Rep. Lauren Boebert of Colorado has been in the national spotlight ever since she unseated a member of Congress in 2020. After nearly losing re-election in what was considered a safe Republican seat in 2022, the MAGA firebrand's 2024 bid was already near the top of races drawing outsized attention. And that was before she got caught on tape vaping and groping her date at a local performance of Beetlejuice.
Since news of the scandal broke in September, the race has only gotten more dramatic. Democratic frontrunner Adam Frisch, the candidate who nearly defeated Boebert in the midterms, has continued to raise eye-popping sums. Yet it’s not clear he will get to face off against Boebert again, as her most formidable Republican challenger, attorney Jeff Hurd, has racked up endorsements in recent months. Even President Joe Biden, whose State of the Union address Boebert once heckled, has gotten involved, stopping by the district in November for a campaign event and mocking her voting record.
It’s all setting the stage for Colorado’s Third District to be perhaps the most closely-watched House race of 2024, as voters in the district and around the country watch how the money and time the players have poured into the race pays off.
No one may be more ready to see how it pays off than Frisch, who has now been traversing the district for years and tells TIME that he’s seldom home more than five days a month. In 2022, Frisch came within 546 votes of defeating Boebert. This cycle, polls have shown the two once again deadlocked. He has raised more than any non-incumbent running for the House, and indeed, more than any member of the House besides former Speaker Kevin McCarthy and Democratic Minority Leader Hakeem Jeffries, according to FEC data. Frisch is likely to make national news again when he reports his year-end fundraising numbers in January.
“I’m confident we're going to report very strong fundraising numbers yet again,” he says.
Boebert, who owned an open-carry restaurant in the Colorado town of Rifle when she first won her seat in Congress, had become a favorite of the right and a villain of the left even before the so-called Beetlejuice incident produced weeks of headlines. When Biden visited the town of Pueblo in November to highlight a wind tower manufacturer that is expanding because of the Inflation Reduction Act, he was happy to point out whose district he was in.
“She is one of the leaders of this extreme MAGA movement,” Biden said. “She, along with every single Republican colleague, voted against the law that made these investments and jobs possible. And that’s not hyperbole, that’s a fact. And then she voted to repeal key parts of this law. And she called this law a massive failure. You all know, you’re part of a massive failure?”
Frisch did not take the opportunity to stand by Biden during his visit. He says he was scheduled to be in another part of the district that day and declines to talk much about the head of his party.

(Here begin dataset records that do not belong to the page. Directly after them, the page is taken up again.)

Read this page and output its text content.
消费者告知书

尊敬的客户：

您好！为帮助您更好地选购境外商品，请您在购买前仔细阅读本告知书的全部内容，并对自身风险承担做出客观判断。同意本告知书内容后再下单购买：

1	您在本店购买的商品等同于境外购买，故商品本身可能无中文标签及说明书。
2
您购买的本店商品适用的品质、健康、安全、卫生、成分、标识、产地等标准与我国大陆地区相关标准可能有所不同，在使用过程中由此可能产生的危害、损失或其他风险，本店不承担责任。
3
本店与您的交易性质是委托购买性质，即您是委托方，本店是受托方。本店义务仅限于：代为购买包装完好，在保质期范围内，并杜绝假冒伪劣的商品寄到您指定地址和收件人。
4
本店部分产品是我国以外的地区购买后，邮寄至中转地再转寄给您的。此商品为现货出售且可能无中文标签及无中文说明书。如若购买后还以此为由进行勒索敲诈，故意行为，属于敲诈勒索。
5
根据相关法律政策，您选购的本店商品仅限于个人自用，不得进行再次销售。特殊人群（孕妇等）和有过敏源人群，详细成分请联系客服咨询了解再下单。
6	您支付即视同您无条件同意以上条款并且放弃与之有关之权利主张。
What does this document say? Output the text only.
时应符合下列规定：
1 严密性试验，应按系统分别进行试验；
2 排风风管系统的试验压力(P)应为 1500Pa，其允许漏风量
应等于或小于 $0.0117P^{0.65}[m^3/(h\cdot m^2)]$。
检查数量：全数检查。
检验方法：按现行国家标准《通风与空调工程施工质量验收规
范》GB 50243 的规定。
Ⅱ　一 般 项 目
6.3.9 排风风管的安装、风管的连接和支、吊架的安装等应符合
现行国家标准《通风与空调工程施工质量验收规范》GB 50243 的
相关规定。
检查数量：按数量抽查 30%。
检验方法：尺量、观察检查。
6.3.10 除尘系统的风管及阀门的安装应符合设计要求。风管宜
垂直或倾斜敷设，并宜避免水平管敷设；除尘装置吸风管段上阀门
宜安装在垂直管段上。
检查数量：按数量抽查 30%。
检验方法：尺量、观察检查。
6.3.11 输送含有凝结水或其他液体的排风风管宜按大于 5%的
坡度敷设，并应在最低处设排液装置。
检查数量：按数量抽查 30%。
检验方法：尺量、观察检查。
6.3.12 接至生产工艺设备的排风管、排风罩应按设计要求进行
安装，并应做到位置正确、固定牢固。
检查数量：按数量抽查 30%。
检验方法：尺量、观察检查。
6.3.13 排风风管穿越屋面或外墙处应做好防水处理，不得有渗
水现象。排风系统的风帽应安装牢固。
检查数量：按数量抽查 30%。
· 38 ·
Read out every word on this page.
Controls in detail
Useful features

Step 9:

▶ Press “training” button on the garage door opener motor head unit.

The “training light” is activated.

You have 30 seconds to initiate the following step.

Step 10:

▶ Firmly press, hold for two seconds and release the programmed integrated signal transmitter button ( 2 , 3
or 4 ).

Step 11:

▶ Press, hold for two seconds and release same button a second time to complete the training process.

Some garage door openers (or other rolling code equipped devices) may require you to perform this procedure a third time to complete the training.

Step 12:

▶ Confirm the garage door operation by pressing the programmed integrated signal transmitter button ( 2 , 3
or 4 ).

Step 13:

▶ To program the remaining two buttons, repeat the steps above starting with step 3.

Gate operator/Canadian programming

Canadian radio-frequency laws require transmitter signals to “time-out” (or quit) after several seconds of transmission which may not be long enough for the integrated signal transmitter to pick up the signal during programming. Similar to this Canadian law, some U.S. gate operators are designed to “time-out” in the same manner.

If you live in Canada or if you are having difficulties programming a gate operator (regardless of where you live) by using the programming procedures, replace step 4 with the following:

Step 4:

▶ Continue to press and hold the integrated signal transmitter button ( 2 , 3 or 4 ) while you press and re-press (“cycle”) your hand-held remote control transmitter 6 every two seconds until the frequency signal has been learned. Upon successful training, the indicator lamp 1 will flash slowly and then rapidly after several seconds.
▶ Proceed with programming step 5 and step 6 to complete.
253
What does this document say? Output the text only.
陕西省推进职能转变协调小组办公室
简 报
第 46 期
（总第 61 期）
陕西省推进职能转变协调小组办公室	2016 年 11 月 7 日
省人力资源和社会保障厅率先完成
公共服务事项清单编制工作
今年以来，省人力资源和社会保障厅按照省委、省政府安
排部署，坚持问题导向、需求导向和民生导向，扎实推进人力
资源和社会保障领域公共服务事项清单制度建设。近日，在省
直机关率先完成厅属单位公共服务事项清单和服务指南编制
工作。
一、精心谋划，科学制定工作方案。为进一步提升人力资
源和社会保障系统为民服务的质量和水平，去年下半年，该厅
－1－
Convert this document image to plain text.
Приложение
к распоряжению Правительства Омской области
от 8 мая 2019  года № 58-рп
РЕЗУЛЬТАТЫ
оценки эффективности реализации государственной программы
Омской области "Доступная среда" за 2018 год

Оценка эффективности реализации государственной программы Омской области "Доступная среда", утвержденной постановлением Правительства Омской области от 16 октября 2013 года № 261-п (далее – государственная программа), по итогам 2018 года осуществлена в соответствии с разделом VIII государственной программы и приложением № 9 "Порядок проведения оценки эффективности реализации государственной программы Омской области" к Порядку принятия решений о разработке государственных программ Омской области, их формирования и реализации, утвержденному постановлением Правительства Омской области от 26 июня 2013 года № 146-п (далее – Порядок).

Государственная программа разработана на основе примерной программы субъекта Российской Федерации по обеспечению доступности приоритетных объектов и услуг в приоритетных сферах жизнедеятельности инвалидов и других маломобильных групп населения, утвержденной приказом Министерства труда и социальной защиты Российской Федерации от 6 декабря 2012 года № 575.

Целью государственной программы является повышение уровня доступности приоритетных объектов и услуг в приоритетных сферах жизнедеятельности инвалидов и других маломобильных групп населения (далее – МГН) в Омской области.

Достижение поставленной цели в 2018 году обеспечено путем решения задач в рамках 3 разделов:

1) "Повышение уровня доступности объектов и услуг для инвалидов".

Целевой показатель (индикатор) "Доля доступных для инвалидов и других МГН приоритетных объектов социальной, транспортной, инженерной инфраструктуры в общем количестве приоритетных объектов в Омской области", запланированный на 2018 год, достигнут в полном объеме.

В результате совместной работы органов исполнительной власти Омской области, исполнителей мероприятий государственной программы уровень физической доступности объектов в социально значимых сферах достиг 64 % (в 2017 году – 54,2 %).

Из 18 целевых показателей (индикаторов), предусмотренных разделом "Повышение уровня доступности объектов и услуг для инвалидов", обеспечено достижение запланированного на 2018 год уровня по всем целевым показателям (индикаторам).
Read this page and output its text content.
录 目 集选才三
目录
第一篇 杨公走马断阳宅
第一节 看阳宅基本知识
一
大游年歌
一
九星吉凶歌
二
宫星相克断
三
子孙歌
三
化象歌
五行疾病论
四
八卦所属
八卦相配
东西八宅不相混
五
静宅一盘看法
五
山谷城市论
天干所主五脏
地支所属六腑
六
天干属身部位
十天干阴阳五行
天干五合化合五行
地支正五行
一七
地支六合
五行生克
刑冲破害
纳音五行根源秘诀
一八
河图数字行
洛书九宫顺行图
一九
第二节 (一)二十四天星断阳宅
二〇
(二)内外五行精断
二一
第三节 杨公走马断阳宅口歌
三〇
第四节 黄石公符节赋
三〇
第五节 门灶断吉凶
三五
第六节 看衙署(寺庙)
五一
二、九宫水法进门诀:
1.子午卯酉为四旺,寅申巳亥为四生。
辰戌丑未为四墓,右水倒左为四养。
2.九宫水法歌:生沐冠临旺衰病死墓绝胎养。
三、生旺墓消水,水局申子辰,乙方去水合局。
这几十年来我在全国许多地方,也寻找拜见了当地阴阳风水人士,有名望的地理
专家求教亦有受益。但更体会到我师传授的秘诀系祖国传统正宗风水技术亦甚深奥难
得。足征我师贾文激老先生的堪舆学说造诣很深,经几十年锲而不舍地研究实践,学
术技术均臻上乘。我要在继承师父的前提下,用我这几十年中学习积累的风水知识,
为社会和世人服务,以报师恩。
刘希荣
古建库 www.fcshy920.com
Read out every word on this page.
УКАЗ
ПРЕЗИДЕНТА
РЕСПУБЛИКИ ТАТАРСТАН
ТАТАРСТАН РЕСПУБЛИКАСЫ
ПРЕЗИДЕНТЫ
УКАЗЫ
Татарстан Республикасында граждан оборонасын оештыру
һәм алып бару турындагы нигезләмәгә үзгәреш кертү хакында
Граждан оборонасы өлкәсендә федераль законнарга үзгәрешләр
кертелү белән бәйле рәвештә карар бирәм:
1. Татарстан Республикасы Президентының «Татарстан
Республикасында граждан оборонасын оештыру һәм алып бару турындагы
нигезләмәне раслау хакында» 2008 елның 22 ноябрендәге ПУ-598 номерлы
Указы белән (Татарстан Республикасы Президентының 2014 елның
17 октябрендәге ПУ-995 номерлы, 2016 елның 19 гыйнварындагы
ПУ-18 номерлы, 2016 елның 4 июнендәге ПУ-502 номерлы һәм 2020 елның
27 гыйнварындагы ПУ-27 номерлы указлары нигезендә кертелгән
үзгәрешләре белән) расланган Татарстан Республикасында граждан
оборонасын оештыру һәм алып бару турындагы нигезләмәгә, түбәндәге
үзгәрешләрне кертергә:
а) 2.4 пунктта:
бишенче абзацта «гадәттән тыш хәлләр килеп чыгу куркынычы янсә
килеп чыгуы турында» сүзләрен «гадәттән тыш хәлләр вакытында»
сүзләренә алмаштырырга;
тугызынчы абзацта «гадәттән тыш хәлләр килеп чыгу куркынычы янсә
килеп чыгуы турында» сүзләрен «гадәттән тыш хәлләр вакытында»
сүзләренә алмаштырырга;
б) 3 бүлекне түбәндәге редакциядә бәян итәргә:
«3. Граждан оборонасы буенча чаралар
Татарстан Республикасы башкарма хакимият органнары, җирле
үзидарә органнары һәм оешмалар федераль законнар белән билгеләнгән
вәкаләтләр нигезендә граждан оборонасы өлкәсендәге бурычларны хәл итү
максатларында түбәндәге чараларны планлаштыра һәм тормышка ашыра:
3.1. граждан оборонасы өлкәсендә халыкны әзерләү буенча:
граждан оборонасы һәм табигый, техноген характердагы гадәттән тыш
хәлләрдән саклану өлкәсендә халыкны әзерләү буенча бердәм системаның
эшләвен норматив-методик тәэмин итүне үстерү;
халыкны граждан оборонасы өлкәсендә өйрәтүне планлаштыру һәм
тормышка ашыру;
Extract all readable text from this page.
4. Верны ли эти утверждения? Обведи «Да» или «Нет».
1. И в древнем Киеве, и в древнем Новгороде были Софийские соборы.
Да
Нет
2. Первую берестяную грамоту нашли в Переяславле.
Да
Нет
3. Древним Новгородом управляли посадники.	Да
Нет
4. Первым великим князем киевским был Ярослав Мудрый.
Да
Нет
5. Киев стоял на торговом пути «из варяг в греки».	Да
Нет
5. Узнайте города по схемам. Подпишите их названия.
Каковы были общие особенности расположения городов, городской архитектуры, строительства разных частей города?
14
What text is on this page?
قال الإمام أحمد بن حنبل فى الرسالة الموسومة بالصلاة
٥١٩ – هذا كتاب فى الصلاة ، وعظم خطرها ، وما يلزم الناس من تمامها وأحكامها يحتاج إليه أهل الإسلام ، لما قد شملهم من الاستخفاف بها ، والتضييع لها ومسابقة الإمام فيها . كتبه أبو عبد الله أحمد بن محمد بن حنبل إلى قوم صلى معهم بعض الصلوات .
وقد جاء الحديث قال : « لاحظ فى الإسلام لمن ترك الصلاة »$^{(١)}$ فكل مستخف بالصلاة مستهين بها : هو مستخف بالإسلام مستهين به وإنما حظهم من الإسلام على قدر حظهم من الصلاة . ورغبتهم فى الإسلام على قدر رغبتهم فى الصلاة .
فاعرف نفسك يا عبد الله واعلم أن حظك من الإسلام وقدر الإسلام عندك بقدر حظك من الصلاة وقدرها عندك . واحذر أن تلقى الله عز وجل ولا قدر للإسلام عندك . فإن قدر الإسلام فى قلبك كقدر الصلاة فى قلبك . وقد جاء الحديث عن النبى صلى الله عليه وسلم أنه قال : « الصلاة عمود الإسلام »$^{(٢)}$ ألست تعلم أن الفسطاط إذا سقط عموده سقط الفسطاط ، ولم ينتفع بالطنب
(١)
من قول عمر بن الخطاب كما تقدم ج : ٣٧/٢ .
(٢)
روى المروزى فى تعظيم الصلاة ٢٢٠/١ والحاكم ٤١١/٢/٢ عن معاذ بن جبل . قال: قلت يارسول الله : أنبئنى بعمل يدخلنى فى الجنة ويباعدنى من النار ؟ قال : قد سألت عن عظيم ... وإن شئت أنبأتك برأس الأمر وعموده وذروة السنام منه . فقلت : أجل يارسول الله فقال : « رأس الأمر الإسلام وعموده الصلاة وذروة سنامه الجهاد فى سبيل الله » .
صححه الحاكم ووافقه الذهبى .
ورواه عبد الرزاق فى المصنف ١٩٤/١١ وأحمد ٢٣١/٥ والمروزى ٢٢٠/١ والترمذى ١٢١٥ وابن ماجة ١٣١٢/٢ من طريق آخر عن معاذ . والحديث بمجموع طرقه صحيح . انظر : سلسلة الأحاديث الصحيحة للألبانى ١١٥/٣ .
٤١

“I'm not getting involved in the presidential election,” Frisch says. “Whoever people voted for in 2016 or 2020 or who they vote for in 2024 is not a concern of mine.”
But Frisch does admit that, even as he concentrates on local issues and voters’ needs, people around the country have nationalized his race after he came so close to unseating Boebert in 2022.
“I remain laser-focused on Colorado water, Colorado jobs, Colorado energy,” Frisch says. “But I appreciate there's a lot of people around the country, media and elsewhere, that have interest in the race. And I think it's just a combination of, you know, people are hitting peak exhaustion in national politics and they see that this is a unique place to see change.”
But the Frisch-Boebert rematch is not guaranteed. First, Boebert, whose office did not provide a comment for this story, will have to make it through the Republican primary, in which Hurd is also eager to suggest he is the candidate of normalcy. He has collected endorsements from a former governor, a former senator, and numerous local elected officials—exactly the sort of people who would usually back a sitting member of Congress but were put off by Boebert’s behavior at the local theater. Some Republicans worry that the incumbent won’t be able to hold the seat if she faces off against Frisch, and see Hurd as the safer choice. The candidates still have six more months to prepare for the June 25 primary, which is scheduled months after Coloradans vote on their presidential nominees in March.
A spokesperson for the Hurd campaign said in a statement that the outsized attention the race has gotten is due to Boebert’s “poor personal conduct” and her “profound underperformance in addressing the needs of our district.”
Boebert, for her part, has been trying to move past both her Beetlejuice scandal and her image as a controversial ultra-MAGA lawmaker. For much of the past year, she has attempted to buckle down and show how she is working to address the practical concerns of her constituents. She has recently seen some success. This month, she had her first bill, the Pueblo Jobs Act, passed by Congress as part of the National Defense Authorization Act. The legislation is expected to add more than 1,000 jobs in the district. Only time will tell if it’s enough to help Boebert keep hers.